IGGI Ketua IGGI Ahmad Fahrur Rozi

KABARRAKYAT.ID – Ikatan Gus-Gus Indonesia (IGGI) mendesak Komisi Pemberantasan Korupsi (KPK) bisa menuntaskan kasus dugaan jual beli jabatan di lingkungan Kementerian Agama (Kemenag) yang menyeret Ketua Umum PPP Romahurmuziy (Romi).

“Sebenarnya dugaan jual beli jabatan di lingkungan Kemenag, bukanlah rahasia umum. Ini tinggal membuktikan saja. Jika terbukti atau ada indikasi awal pengaturan jual beli jabatan, maka KPK harus menuntaskannya,” kata Ketua IGGI Ahmad Fahrur Rozi (Gus Fahrur) di Surabaya, Sabtu (16/3/2019).

Kalangan pesantren, menurutnya, sebenarnya sudah sering menyuarakannya dan mengingatkan adanya jual beli jabatan ini. Namun, Kemenag seolah acuh dan tidak pernah menggubris.

Karenanya dalam kasus ini, selain mendesak KPK mengusut, IGGI juga minta Presiden segera mencopot dan mengganti jabatan Menteri Agama. Sudah banyak kiai sejak lama menginginkan menteri agama diganti.

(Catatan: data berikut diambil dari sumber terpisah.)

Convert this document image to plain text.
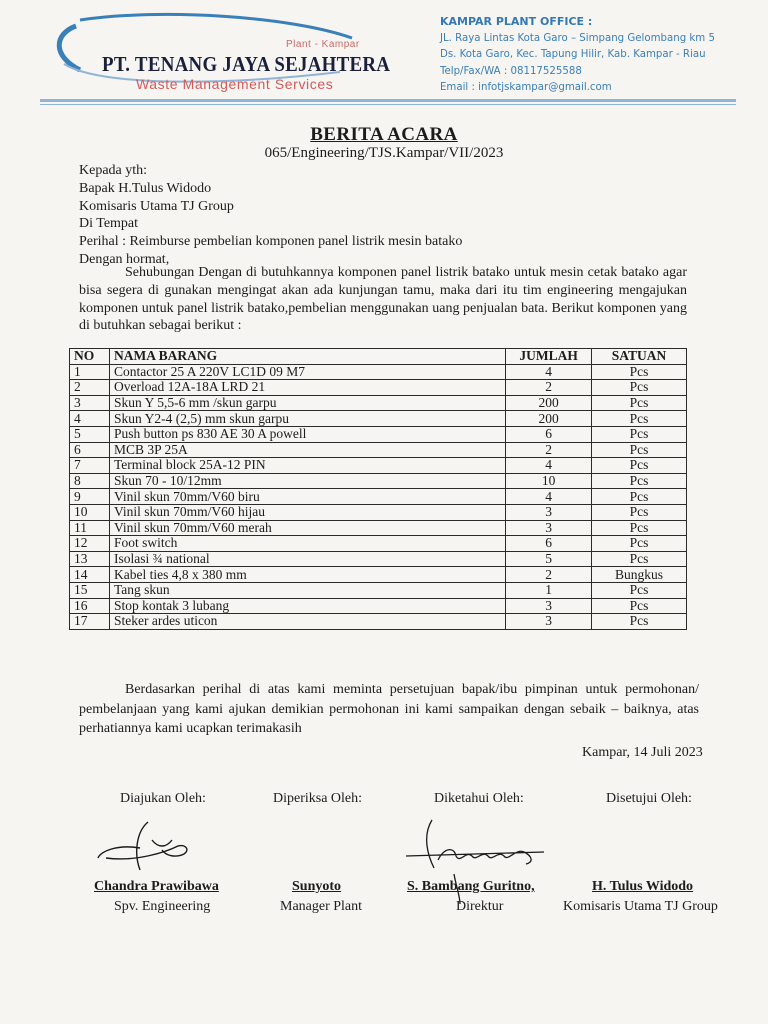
Plant - Kampar
PT. TENANG JAYA SEJAHTERA
Waste Management Services
KAMPAR PLANT OFFICE :
JL. Raya Lintas Kota Garo – Simpang Gelombang km 5
Ds. Kota Garo, Kec. Tapung Hilir, Kab. Kampar - Riau
Telp/Fax/WA : 08117525588
Email : infotjskampar@gmail.com
BERITA ACARA
065/Engineering/TJS.Kampar/VII/2023
Kepada yth:
Bapak H.Tulus Widodo
Komisaris Utama TJ Group
Di Tempat
Perihal : Reimburse pembelian komponen panel listrik mesin batako
Dengan hormat,
Sehubungan Dengan di butuhkannya komponen panel listrik batako untuk mesin cetak batako agar bisa segera di gunakan mengingat akan ada kunjungan tamu, maka dari itu tim engineering mengajukan komponen untuk panel listrik batako,pembelian menggunakan uang penjualan bata. Berikut komponen yang di butuhkan sebagai berikut :
NO	NAMA BARANG	JUMLAH	SATUAN
1	Contactor 25 A 220V LC1D 09 M7	4	Pcs
2	Overload 12A-18A LRD 21	2	Pcs
3	Skun Y 5,5-6 mm /skun garpu	200	Pcs
4	Skun Y2-4 (2,5) mm skun garpu	200	Pcs
5	Push button ps 830 AE 30 A powell	6	Pcs
6	MCB 3P 25A	2	Pcs
7	Terminal block 25A-12 PIN	4	Pcs
8	Skun 70 - 10/12mm	10	Pcs
9	Vinil skun 70mm/V60 biru	4	Pcs
10	Vinil skun 70mm/V60 hijau	3	Pcs
11	Vinil skun 70mm/V60 merah	3	Pcs
12	Foot switch	6	Pcs
13	Isolasi ¾ national	5	Pcs
14	Kabel ties 4,8 x 380 mm	2	Bungkus
15	Tang skun	1	Pcs
16	Stop kontak 3 lubang	3	Pcs
17	Steker ardes uticon	3	Pcs
Berdasarkan perihal di atas kami meminta persetujuan bapak/ibu pimpinan untuk permohonan/ pembelanjaan yang kami ajukan demikian permohonan ini kami sampaikan dengan sebaik – baiknya, atas perhatiannya kami ucapkan terimakasih
Kampar, 14 Juli 2023
Diajukan Oleh:	Diperiksa Oleh:	Diketahui Oleh:	Disetujui Oleh:
Chandra Prawibawa	Sunyoto	S. Bambang Guritno,	H. Tulus Widodo
Spv. Engineering	Manager Plant	Direktur	Komisaris Utama TJ Group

“Bahkan saya pernah mendengar langsung beberapa kiai mengeluhkan kinerja menteri agama yang kurang peduli terhadap pesantren salaf,” tegas pengasuh Pesantren An Nur 1, Bululawang, Malang ini.

Selain banyaknya dugaan penyelewengan, para kiai di Jatim merasa tidak memiliki Menteri Agama. Hampir setiap undangan acara, Menteri Agama sangat jarang hadir. Padahal acara yang dimaksud Gus Fahrur adalah acara yang digelar pesantren-pesantren besar dengan jumlah santri lebih dari lima ribu orang.

“Selain kiai, PWNU juga merasa berjarak dengan Menteri Agama. Aspirasi kiai-kiai dan PWNU tentang jabatan Kakanwil tidak digubris, padahal sudah disampaikan secara lisan dan tulisan,” ujarnya.

Untuk itu, para kiai menginginkan menteri agama yang berasal dari pesantren tradisional atau salafiyah, agar mengerti kebutuhan mayoritas pesantren khas Indonesia yang banyak berusia ratusan tahun sebelum Indonesia merdeka.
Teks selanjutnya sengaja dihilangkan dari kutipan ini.